Nach Corona-Ausbruch in Hamburg: 100 Menschen werden noch gesucht!

Hamburg - Nach dem Corona-Ausbruch in der Hamburger Bar "Katze" (TAG24 berichtete) suchen die Behörden nun nach möglichen Besuchern. 

Tische, Bänke und Schirme stehen vor der geschlossenen Katze.
Tische, Bänke und Schirme stehen vor der geschlossenen Katze.  © dpa/Christian Charisius

Alle Personen, die die Bar "Katze" am 5., 8. oder 9. September besucht haben und noch nicht kontaktiert wurden, sollen sich telefonisch beim Gesundheitsamt unter 040 42811 1659 melden und sich freiwillig in Quarantäne begeben, teilte die Gesundheitsbehörde mit. 

"Es besteht das Risiko, dass Menschen infiziert wurden, die bisher keine Symptome zeigen, aber dennoch angesteckt wurden", sagte Sprecher Martin Helfrich. Wer falsche oder unvollständige Kontaktangaben gemacht hat, konnte womöglich bisher nicht erreicht werden.

In der Bar im beliebten Schanzenviertel wurden mehrere Barmitarbeiter positiv auf das Coronavirus getestet. Es müsse angenommen werden, dass sich Gäste ohne ausreichenden Abstand angesteckt haben könnten. 

"Es kann sein, dass bis zu 600 Menschen betroffen sein könnten", sagte Helfrich. 

Das Gesundheitsamt habe zum Schutz der Gäste begonnen, alle betroffenen Besucher der Bar zu kontaktieren.

Bar-Personal positiv getestet

Ein Schild mit dem Text "Sorry, Heute leider geschlossen" hängt an der Tür.
Ein Schild mit dem Text "Sorry, Heute leider geschlossen" hängt an der Tür.  © dpa/Christian Charisius

Weil etliche Personen jedoch falsche Kontaktdetails angegeben hätten, seien noch nicht alle Kontaktpersonen ermittelt worden. Die Bar ist gegenwärtig geschlossen.

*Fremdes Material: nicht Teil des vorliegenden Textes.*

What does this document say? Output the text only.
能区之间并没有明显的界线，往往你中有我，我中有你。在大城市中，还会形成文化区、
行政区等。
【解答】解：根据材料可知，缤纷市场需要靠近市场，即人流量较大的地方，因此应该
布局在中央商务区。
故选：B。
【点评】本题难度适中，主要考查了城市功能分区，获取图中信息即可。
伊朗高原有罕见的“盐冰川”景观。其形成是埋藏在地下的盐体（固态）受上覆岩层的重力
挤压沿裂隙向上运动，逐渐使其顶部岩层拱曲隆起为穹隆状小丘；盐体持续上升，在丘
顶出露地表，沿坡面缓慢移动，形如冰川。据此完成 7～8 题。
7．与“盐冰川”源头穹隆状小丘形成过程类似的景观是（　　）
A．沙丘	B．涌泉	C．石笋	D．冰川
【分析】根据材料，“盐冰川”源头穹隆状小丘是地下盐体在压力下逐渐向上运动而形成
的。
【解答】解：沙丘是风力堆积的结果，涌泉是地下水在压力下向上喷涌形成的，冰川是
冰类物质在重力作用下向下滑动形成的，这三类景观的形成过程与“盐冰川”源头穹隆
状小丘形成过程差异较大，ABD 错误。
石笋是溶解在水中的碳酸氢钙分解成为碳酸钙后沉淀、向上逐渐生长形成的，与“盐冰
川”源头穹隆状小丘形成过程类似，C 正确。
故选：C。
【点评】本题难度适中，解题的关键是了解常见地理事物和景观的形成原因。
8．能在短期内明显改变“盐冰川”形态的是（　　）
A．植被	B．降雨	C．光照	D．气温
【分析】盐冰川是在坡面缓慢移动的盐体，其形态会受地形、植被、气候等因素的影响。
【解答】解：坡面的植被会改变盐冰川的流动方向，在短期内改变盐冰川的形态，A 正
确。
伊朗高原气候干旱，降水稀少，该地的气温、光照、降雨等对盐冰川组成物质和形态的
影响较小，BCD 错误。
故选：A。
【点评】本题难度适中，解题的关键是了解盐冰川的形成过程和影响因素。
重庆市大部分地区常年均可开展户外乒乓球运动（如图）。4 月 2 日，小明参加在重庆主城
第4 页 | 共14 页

"Dieser Fall zeigt erneut: Die wahrheitsgemäße Angabe der Kontaktdaten in gastronomischen Betrieben ist wichtig, um im Falle eines Infektionsgeschehens alle möglicherweise Betroffenen warnen zu können", sagte Helfrich.

Im Vordergrund stehe nun, durch das Auffinden aller womöglich Infizierten die Verbreitung des Virus einzudämmen.

Für die Beschäftigten war das Tragen einer Mund-Nasen-Bedeckung den Angaben nach nicht per se Pflicht. "Beim Bedienen am Platz ist eine Mund-Nasen-Bedeckung obligatorisch. Beim Bedienen hinterm Tresen ist das Tragen einer Mund-Nasen-Bedeckung nicht zwingend erforderlich, wenn ausreichend Abstand eingehalten wird", so Helfrich.

Die Behörden prüfen aber auch, ob das Hygienekonzept nicht eingehalten wurde.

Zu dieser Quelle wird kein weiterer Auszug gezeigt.